The use of light in dermatology for the treatment of skin disorders, otherwise known as UV or phototherapy, has been proven to improve various cutaneous conditions. By emitting and exposing patients to specific wavelengths of light, the technology works to slow down cell growth and inflammation – factors that cause many skin problems to develop. When carefully controlled, UV therapy can be a very effective outpatient treatment tool for cutaneous disease, working to mitigate symptoms and greatly enhance appearance of skin in cases of psoriasis, vitiligo, scleroderma, and other dermatologic disorders.
The Long History of UV Therapy
The phototherapy method has a long history of many uses. Medical light therapy for the treatment of skin disease can be traced back to 1877, when research reported that light exposure was able to inhibit fungal growth in a test tube study. Continuing evidence sparked a growing interest in the effects of light on parasitic skin disease and culminated in Niels Finsen being awarded the 1903 Nobel Prize in Medicine for his pioneering work. Finsen demonstrated that light could effectively treat the then common disfiguring disease, cutaneous mycobacterium tuberculosis.
At the same time, light therapy and vitamin D were both being successfully used to treat tuberculosis up to the 1950s, when they were replaced with antibiotics. In the years following, the range of indications for phototherapy increased; by 1932, the American Medical Association listed 34 skin conditions for which UV therapy was recommended.

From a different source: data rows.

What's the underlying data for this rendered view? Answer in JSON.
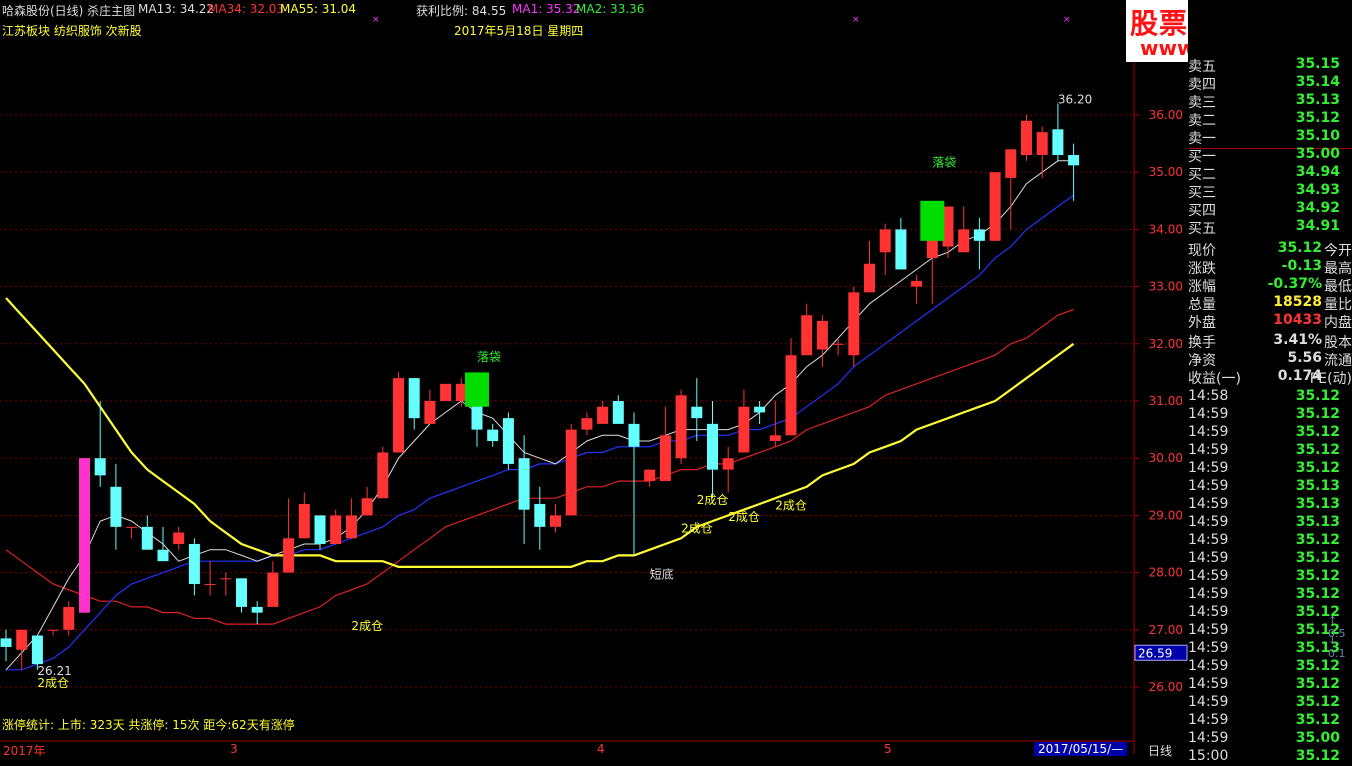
{
  "header": {
    "title": "哈森股份(日线) 杀庄主图",
    "ma13": "MA13: 34.22",
    "ma34": "MA34: 32.03",
    "ma55": "MA55: 31.04",
    "profit": "获利比例: 84.55",
    "ma1": "MA1: 35.32",
    "ma2": "MA2: 33.36",
    "sector": "江苏板块 纺织服饰 次新股",
    "date": "2017年5月18日 星期四"
  },
  "watermark": {
    "line1": "股票公式指标网",
    "line2": "www.gszx.com.cn"
  },
  "footer": {
    "stats": "涨停统计:  上市: 323天   共涨停: 15次   距今:62天有涨停",
    "months": [
      "2017年",
      "3",
      "4",
      "5"
    ],
    "cursor_date": "2017/05/15/—",
    "period": "日线"
  },
  "order_book": [
    {
      "label": "卖五",
      "value": "35.15"
    },
    {
      "label": "卖四",
      "value": "35.14"
    },
    {
      "label": "卖三",
      "value": "35.13"
    },
    {
      "label": "卖二",
      "value": "35.12"
    },
    {
      "label": "卖一",
      "value": "35.10"
    },
    {
      "label": "买一",
      "value": "35.00"
    },
    {
      "label": "买二",
      "value": "34.94"
    },
    {
      "label": "买三",
      "value": "34.93"
    },
    {
      "label": "买四",
      "value": "34.92"
    },
    {
      "label": "买五",
      "value": "34.91"
    }
  ],
  "quote": [
    {
      "label": "现价",
      "value": "35.12",
      "label2": "今开",
      "color": "#33ee33"
    },
    {
      "label": "涨跌",
      "value": "-0.13",
      "label2": "最高",
      "color": "#33ee33"
    },
    {
      "label": "涨幅",
      "value": "-0.37%",
      "label2": "最低",
      "color": "#33ee33"
    },
    {
      "label": "总量",
      "value": "18528",
      "label2": "量比",
      "color": "#ffee33"
    },
    {
      "label": "外盘",
      "value": "10433",
      "label2": "内盘",
      "color": "#ff3333"
    },
    {
      "label": "换手",
      "value": "3.41%",
      "label2": "股本",
      "color": "#dddddd"
    },
    {
      "label": "净资",
      "value": "5.56",
      "label2": "流通",
      "color": "#dddddd"
    },
    {
      "label": "收益(一)",
      "value": "0.174",
      "label2": "PE(动)",
      "color": "#dddddd"
    }
  ],
  "ticks": [
    {
      "t": "14:58",
      "p": "35.12"
    },
    {
      "t": "14:59",
      "p": "35.12"
    },
    {
      "t": "14:59",
      "p": "35.12"
    },
    {
      "t": "14:59",
      "p": "35.12"
    },
    {
      "t": "14:59",
      "p": "35.12"
    },
    {
      "t": "14:59",
      "p": "35.13"
    },
    {
      "t": "14:59",
      "p": "35.13"
    },
    {
      "t": "14:59",
      "p": "35.13"
    },
    {
      "t": "14:59",
      "p": "35.12"
    },
    {
      "t": "14:59",
      "p": "35.12"
    },
    {
      "t": "14:59",
      "p": "35.12"
    },
    {
      "t": "14:59",
      "p": "35.12"
    },
    {
      "t": "14:59",
      "p": "35.12"
    },
    {
      "t": "14:59",
      "p": "35.12"
    },
    {
      "t": "14:59",
      "p": "35.13"
    },
    {
      "t": "14:59",
      "p": "35.12"
    },
    {
      "t": "14:59",
      "p": "35.12"
    },
    {
      "t": "14:59",
      "p": "35.12"
    },
    {
      "t": "14:59",
      "p": "35.12"
    },
    {
      "t": "14:59",
      "p": "35.00"
    },
    {
      "t": "15:00",
      "p": "35.12"
    }
  ],
  "side_markers": [
    "0.5",
    "0.1"
  ],
  "colors": {
    "up": "#ff3333",
    "down": "#66ffff",
    "ma_white": "#dddddd",
    "ma_blue": "#2233ff",
    "ma_red": "#dd2222",
    "ma_yellow": "#ffff33",
    "grid": "#7a0000",
    "accent_green": "#33ee33"
  },
  "chart_data": {
    "type": "candlestick",
    "ylim": [
      25.5,
      36.6
    ],
    "y_ticks": [
      "36.00",
      "35.00",
      "34.00",
      "33.00",
      "32.00",
      "31.00",
      "30.00",
      "29.00",
      "28.00",
      "27.00",
      "26.00"
    ],
    "current_price_label": "26.59",
    "candles": [
      [
        26.85,
        27.0,
        26.45,
        26.7
      ],
      [
        26.65,
        26.9,
        26.3,
        27.0
      ],
      [
        26.9,
        26.9,
        26.3,
        26.4
      ],
      [
        27.0,
        27.0,
        26.9,
        27.0
      ],
      [
        27.0,
        27.5,
        26.9,
        27.4
      ],
      [
        27.3,
        30.0,
        27.3,
        30.0
      ],
      [
        30.0,
        31.0,
        29.5,
        29.7
      ],
      [
        29.5,
        29.9,
        28.4,
        28.8
      ],
      [
        28.8,
        28.8,
        28.6,
        28.8
      ],
      [
        28.8,
        29.0,
        28.6,
        28.4
      ],
      [
        28.4,
        28.8,
        28.2,
        28.2
      ],
      [
        28.5,
        28.8,
        28.4,
        28.7
      ],
      [
        28.5,
        28.6,
        27.6,
        27.8
      ],
      [
        27.8,
        28.2,
        27.6,
        27.8
      ],
      [
        27.9,
        28.0,
        27.6,
        27.9
      ],
      [
        27.9,
        27.9,
        27.3,
        27.4
      ],
      [
        27.4,
        27.5,
        27.1,
        27.3
      ],
      [
        27.4,
        28.2,
        27.4,
        28.0
      ],
      [
        28.0,
        29.3,
        28.0,
        28.6
      ],
      [
        28.6,
        29.4,
        28.6,
        29.2
      ],
      [
        29.0,
        29.0,
        28.4,
        28.5
      ],
      [
        28.5,
        29.1,
        28.5,
        29.0
      ],
      [
        28.6,
        29.3,
        28.6,
        29.0
      ],
      [
        29.0,
        29.5,
        29.0,
        29.3
      ],
      [
        29.3,
        30.2,
        29.3,
        30.1
      ],
      [
        30.1,
        31.5,
        30.1,
        31.4
      ],
      [
        31.4,
        31.4,
        30.5,
        30.7
      ],
      [
        30.6,
        31.2,
        30.6,
        31.0
      ],
      [
        31.0,
        31.3,
        31.0,
        31.3
      ],
      [
        31.0,
        31.4,
        30.9,
        31.3
      ],
      [
        31.3,
        31.5,
        30.2,
        30.5
      ],
      [
        30.5,
        30.6,
        30.2,
        30.3
      ],
      [
        30.7,
        30.8,
        29.8,
        29.9
      ],
      [
        30.0,
        30.4,
        28.5,
        29.1
      ],
      [
        29.2,
        29.5,
        28.4,
        28.8
      ],
      [
        28.8,
        29.2,
        28.7,
        29.0
      ],
      [
        29.0,
        30.6,
        29.0,
        30.5
      ],
      [
        30.5,
        30.8,
        30.4,
        30.7
      ],
      [
        30.6,
        31.0,
        30.6,
        30.9
      ],
      [
        31.0,
        31.1,
        30.6,
        30.6
      ],
      [
        30.6,
        30.8,
        28.3,
        30.2
      ],
      [
        29.6,
        29.8,
        29.5,
        29.8
      ],
      [
        29.6,
        30.9,
        29.6,
        30.4
      ],
      [
        30.0,
        31.2,
        29.9,
        31.1
      ],
      [
        30.9,
        31.4,
        30.3,
        30.7
      ],
      [
        30.6,
        31.0,
        29.3,
        29.8
      ],
      [
        29.8,
        30.2,
        29.4,
        30.0
      ],
      [
        30.1,
        31.2,
        30.1,
        30.9
      ],
      [
        30.9,
        31.0,
        30.6,
        30.8
      ],
      [
        30.3,
        31.0,
        30.2,
        30.4
      ],
      [
        30.4,
        32.1,
        30.4,
        31.8
      ],
      [
        31.8,
        32.7,
        31.8,
        32.5
      ],
      [
        31.9,
        32.5,
        31.6,
        32.4
      ],
      [
        32.0,
        32.1,
        31.8,
        32.0
      ],
      [
        31.8,
        33.0,
        31.6,
        32.9
      ],
      [
        32.9,
        33.8,
        32.9,
        33.4
      ],
      [
        33.6,
        34.1,
        33.2,
        34.0
      ],
      [
        34.0,
        34.2,
        33.3,
        33.3
      ],
      [
        33.0,
        33.2,
        32.7,
        33.1
      ],
      [
        33.5,
        33.8,
        32.7,
        34.0
      ],
      [
        33.7,
        34.0,
        33.5,
        34.4
      ],
      [
        33.6,
        34.4,
        33.6,
        34.0
      ],
      [
        34.0,
        34.2,
        33.3,
        33.8
      ],
      [
        33.8,
        35.0,
        33.8,
        35.0
      ],
      [
        34.9,
        35.4,
        34.0,
        35.4
      ],
      [
        35.3,
        36.0,
        35.2,
        35.9
      ],
      [
        35.3,
        35.8,
        34.9,
        35.7
      ],
      [
        35.75,
        36.2,
        35.2,
        35.3
      ],
      [
        35.3,
        35.5,
        34.5,
        35.12
      ]
    ],
    "ma_white": [
      26.3,
      26.6,
      26.9,
      27.4,
      27.9,
      28.3,
      28.9,
      29.0,
      28.9,
      28.7,
      28.5,
      28.2,
      28.3,
      28.4,
      28.4,
      28.3,
      28.2,
      28.3,
      28.4,
      28.5,
      28.5,
      28.6,
      28.8,
      29.1,
      29.5,
      30.0,
      30.3,
      30.6,
      30.8,
      31.0,
      30.8,
      30.7,
      30.4,
      30.1,
      30.0,
      29.9,
      30.1,
      30.3,
      30.4,
      30.4,
      30.3,
      30.3,
      30.4,
      30.5,
      30.5,
      30.5,
      30.5,
      30.6,
      30.8,
      31.1,
      31.3,
      31.6,
      31.8,
      32.1,
      32.4,
      32.7,
      32.9,
      33.1,
      33.3,
      33.5,
      33.6,
      33.8,
      33.9,
      34.1,
      34.4,
      34.8,
      35.0,
      35.2,
      35.2
    ],
    "ma_blue": [
      26.3,
      26.3,
      26.4,
      26.5,
      26.7,
      27.0,
      27.3,
      27.6,
      27.8,
      27.9,
      28.0,
      28.1,
      28.2,
      28.2,
      28.2,
      28.2,
      28.2,
      28.3,
      28.3,
      28.4,
      28.4,
      28.5,
      28.6,
      28.7,
      28.8,
      29.0,
      29.1,
      29.3,
      29.4,
      29.5,
      29.6,
      29.7,
      29.8,
      29.8,
      29.9,
      29.9,
      30.0,
      30.1,
      30.1,
      30.2,
      30.2,
      30.2,
      30.3,
      30.3,
      30.4,
      30.4,
      30.4,
      30.5,
      30.5,
      30.6,
      30.7,
      30.9,
      31.1,
      31.3,
      31.6,
      31.8,
      32.0,
      32.2,
      32.4,
      32.6,
      32.8,
      33.0,
      33.2,
      33.5,
      33.7,
      34.0,
      34.2,
      34.4,
      34.6
    ],
    "ma_red": [
      28.4,
      28.2,
      28.0,
      27.8,
      27.7,
      27.6,
      27.5,
      27.5,
      27.4,
      27.4,
      27.3,
      27.3,
      27.2,
      27.2,
      27.1,
      27.1,
      27.1,
      27.1,
      27.2,
      27.3,
      27.4,
      27.6,
      27.7,
      27.8,
      28.0,
      28.2,
      28.4,
      28.6,
      28.8,
      28.9,
      29.0,
      29.1,
      29.2,
      29.3,
      29.3,
      29.3,
      29.4,
      29.5,
      29.5,
      29.6,
      29.6,
      29.6,
      29.7,
      29.8,
      29.8,
      29.9,
      29.9,
      30.0,
      30.1,
      30.2,
      30.3,
      30.5,
      30.6,
      30.7,
      30.8,
      30.9,
      31.1,
      31.2,
      31.3,
      31.4,
      31.5,
      31.6,
      31.7,
      31.8,
      32.0,
      32.1,
      32.3,
      32.5,
      32.6
    ],
    "ma_yellow": [
      32.8,
      32.5,
      32.2,
      31.9,
      31.6,
      31.3,
      30.9,
      30.5,
      30.1,
      29.8,
      29.6,
      29.4,
      29.2,
      28.9,
      28.7,
      28.5,
      28.4,
      28.3,
      28.3,
      28.3,
      28.3,
      28.2,
      28.2,
      28.2,
      28.2,
      28.1,
      28.1,
      28.1,
      28.1,
      28.1,
      28.1,
      28.1,
      28.1,
      28.1,
      28.1,
      28.1,
      28.1,
      28.2,
      28.2,
      28.3,
      28.3,
      28.4,
      28.5,
      28.6,
      28.8,
      28.9,
      29.0,
      29.1,
      29.2,
      29.3,
      29.4,
      29.5,
      29.7,
      29.8,
      29.9,
      30.1,
      30.2,
      30.3,
      30.5,
      30.6,
      30.7,
      30.8,
      30.9,
      31.0,
      31.2,
      31.4,
      31.6,
      31.8,
      32.0
    ],
    "annotations": [
      {
        "text": "落袋",
        "index": 30,
        "price": 31.7,
        "color": "#33ee33"
      },
      {
        "text": "落袋",
        "index": 59,
        "price": 35.1,
        "color": "#33ee33"
      },
      {
        "text": "2成仓",
        "index": 22,
        "price": 27.0,
        "color": "#ffff33"
      },
      {
        "text": "2成仓",
        "index": 43,
        "price": 28.7,
        "color": "#ffff33"
      },
      {
        "text": "2成仓",
        "index": 44,
        "price": 29.2,
        "color": "#ffff33"
      },
      {
        "text": "2成仓",
        "index": 46,
        "price": 28.9,
        "color": "#ffff33"
      },
      {
        "text": "2成仓",
        "index": 49,
        "price": 29.1,
        "color": "#ffff33"
      },
      {
        "text": "2成仓",
        "index": 2,
        "price": 26.0,
        "color": "#ffff33"
      },
      {
        "text": "短底",
        "index": 41,
        "price": 27.9,
        "color": "#dddddd"
      },
      {
        "text": "36.20",
        "index": 67,
        "price": 36.2,
        "color": "#dddddd"
      },
      {
        "text": "26.21",
        "index": 2,
        "price": 26.21,
        "color": "#dddddd"
      }
    ],
    "green_boxes": [
      {
        "index": 30,
        "open": 30.9,
        "close": 31.5
      },
      {
        "index": 59,
        "open": 33.8,
        "close": 34.5
      }
    ],
    "limit_up_bar_index": 5
  }
}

Advancements + Current Use
As the body of evidence supporting the benefits of phototherapy continued to grow, technological advancements paved the way for modern phototherapy. Developed in the 1980s, modern medical light therapy stemmed from the discovery of the action spectrum for psoriasis – ultimately leading to the invention of narrowband UVB.
Modern medical light therapy was developed in the 1980s with the discovery of the action spectrum for psoriasis, ultimately led to the development of narrowband UVB phototherapy.

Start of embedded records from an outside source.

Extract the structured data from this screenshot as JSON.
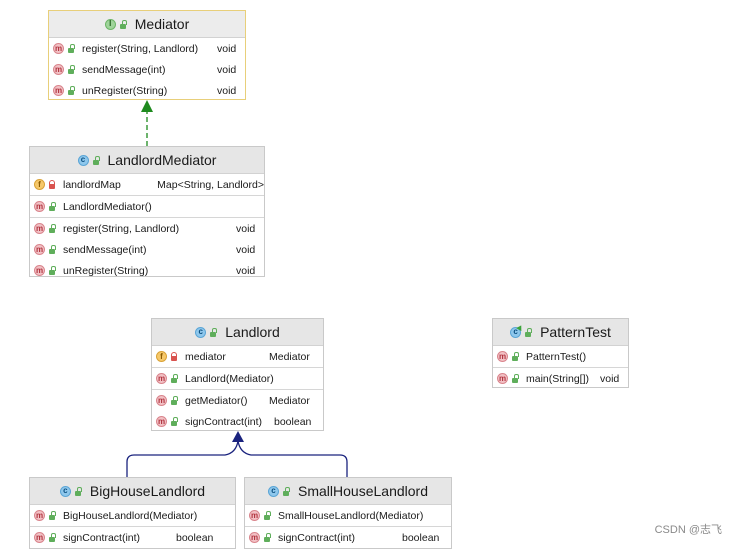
{
  "classes": {
    "mediator": {
      "name": "Mediator",
      "kind_icon": "interface-icon",
      "methods": [
        {
          "name": "register(String, Landlord)",
          "type": "void"
        },
        {
          "name": "sendMessage(int)",
          "type": "void"
        },
        {
          "name": "unRegister(String)",
          "type": "void"
        }
      ]
    },
    "landlord_mediator": {
      "name": "LandlordMediator",
      "kind_icon": "class-icon",
      "fields": [
        {
          "name": "landlordMap",
          "type": "Map<String, Landlord>"
        }
      ],
      "constructors": [
        {
          "name": "LandlordMediator()"
        }
      ],
      "methods": [
        {
          "name": "register(String, Landlord)",
          "type": "void"
        },
        {
          "name": "sendMessage(int)",
          "type": "void"
        },
        {
          "name": "unRegister(String)",
          "type": "void"
        }
      ]
    },
    "landlord": {
      "name": "Landlord",
      "kind_icon": "class-icon",
      "fields": [
        {
          "name": "mediator",
          "type": "Mediator"
        }
      ],
      "constructors": [
        {
          "name": "Landlord(Mediator)"
        }
      ],
      "methods": [
        {
          "name": "getMediator()",
          "type": "Mediator"
        },
        {
          "name": "signContract(int)",
          "type": "boolean"
        }
      ]
    },
    "pattern_test": {
      "name": "PatternTest",
      "kind_icon": "main-class-icon",
      "constructors": [
        {
          "name": "PatternTest()"
        }
      ],
      "methods": [
        {
          "name": "main(String[])",
          "type": "void"
        }
      ]
    },
    "big_house_landlord": {
      "name": "BigHouseLandlord",
      "kind_icon": "class-icon",
      "constructors": [
        {
          "name": "BigHouseLandlord(Mediator)"
        }
      ],
      "methods": [
        {
          "name": "signContract(int)",
          "type": "boolean"
        }
      ]
    },
    "small_house_landlord": {
      "name": "SmallHouseLandlord",
      "kind_icon": "class-icon",
      "constructors": [
        {
          "name": "SmallHouseLandlord(Mediator)"
        }
      ],
      "methods": [
        {
          "name": "signContract(int)",
          "type": "boolean"
        }
      ]
    }
  },
  "icon_letters": {
    "method": "m",
    "field": "f",
    "class": "c",
    "interface": "I"
  },
  "colors": {
    "realization": "#1e8a1e",
    "generalization": "#1a237e"
  },
  "watermark": "CSDN @志飞"
}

This type of technology is delivered via a lightbox and is among the many different treatments available, also including psoralen and ultraviolet light A (PUVA) therapy, UVA-1, excimer laser therapy, and blue light photodynamic therapy.

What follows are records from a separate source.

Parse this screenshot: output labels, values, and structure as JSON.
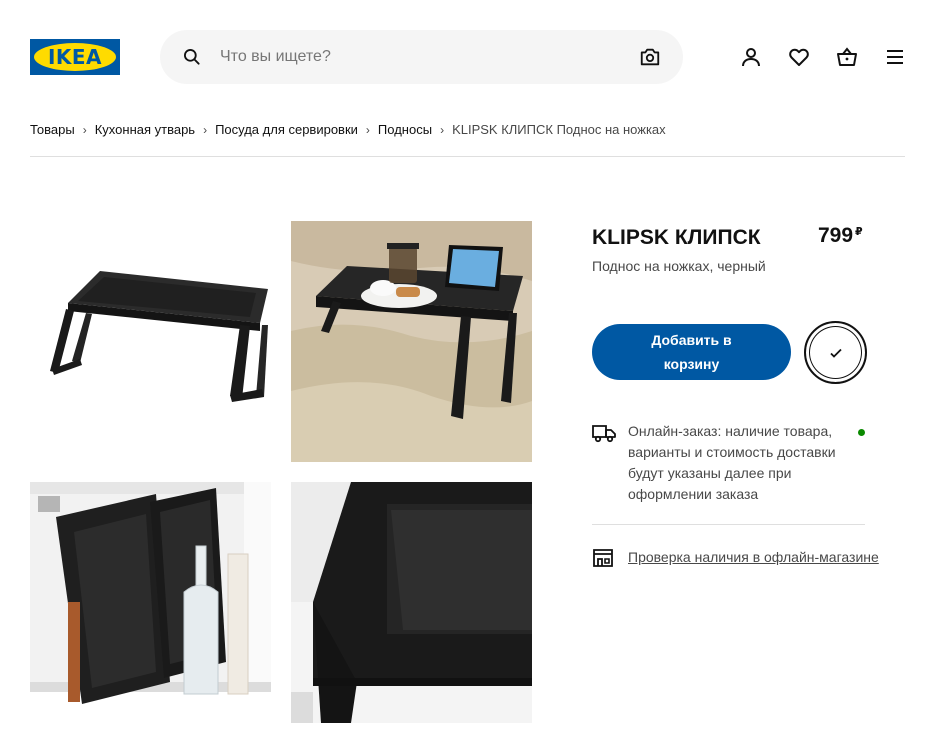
{
  "header": {
    "logo_text": "IKEA",
    "search": {
      "placeholder": "Что вы ищете?"
    },
    "icons": [
      "search-icon",
      "camera-icon",
      "user-icon",
      "heart-icon",
      "basket-icon",
      "menu-icon"
    ]
  },
  "breadcrumb": [
    {
      "label": "Товары"
    },
    {
      "label": "Кухонная утварь"
    },
    {
      "label": "Посуда для сервировки"
    },
    {
      "label": "Подносы"
    },
    {
      "label": "KLIPSK КЛИПСК Поднос на ножках"
    }
  ],
  "product": {
    "name": "KLIPSK КЛИПСК",
    "price": "799",
    "currency": "₽",
    "description": "Поднос на ножках, черный",
    "add_to_cart_label": "Добавить в корзину",
    "delivery_text": "Онлайн-заказ: наличие товара, варианты и стоимость доставки будут указаны далее при оформлении заказа",
    "store_check_label": "Проверка наличия в офлайн-магазине"
  },
  "colors": {
    "brand_blue": "#0058a3",
    "brand_yellow": "#ffdb00",
    "status_green": "#0a8a00"
  }
}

Today, dermatologic experts use UV light therapy to shut down immune system activity to alleviate symptoms of skin conditions that are tied to overreactive immune systems. Currently, the role of UV light in the treatment of cutaneous disorders remains an active area of research, with novel technologies continuing to emerge as well as new dermatologic indications for its use.
UV Therapy Indications
Among the numerous indications for phototherapy, psoriasis is perhaps the most common, followed by eczema, mycosis fungoides, and vitiligo. At present, UVB therapy is recommended for the treatment of psoriasis, vitiligo, and other inflammatory skin disorders as is PUVA therapy. The innovative light therapy UVA-1 is not commonly available yet can be used to help treat scleroderma, morphea, and cutaneous graft-versus-host disease (GVHD). Excimer laser therapy is also used for the treatment of psoriasis and vitiligo, as well as dermatitis and mycosis fungoides as it is a highly precise technology that does not damage the skin. Furthermore, this technique requires fewer and shorter treatment than most other therapies. Finally, blue light photodynamic therapy can be used to treat acne vulgaris by reducing bacteria; it is also effective in the treatment of actinic keratoses when medication is applied to the skin and blue light is used to destroy precancerous skin lesions while leaving healthy skin untouched.
Risks of Phototherapy
As with all other treatment technologies, UV light therapy can also have adverse effects on the skin, including itchy skin, redness, burning, and making skin conditions temporarily worse. In addition, PUVA may cause nausea, burning, cataracts, headache, and fatigue. Similarly to sunlight, excessive exposure may cause premature aging and increase the risk of skin cancer. Patients at highest risk of complications include those allergic to sunlight, pregnant or nursing women, those with medical conditions that require sun avoidance, those with a history of skin cancer, and those with liver disease.
Despite its potential side effects, phototherapy has been deemed a relatively safe and extremely effective treatment method for a variety of cutaneous disorders. As further research efforts continue, the wide list of dermatologic indications may continue to expand and in the future, new light therapy technologies may emerge.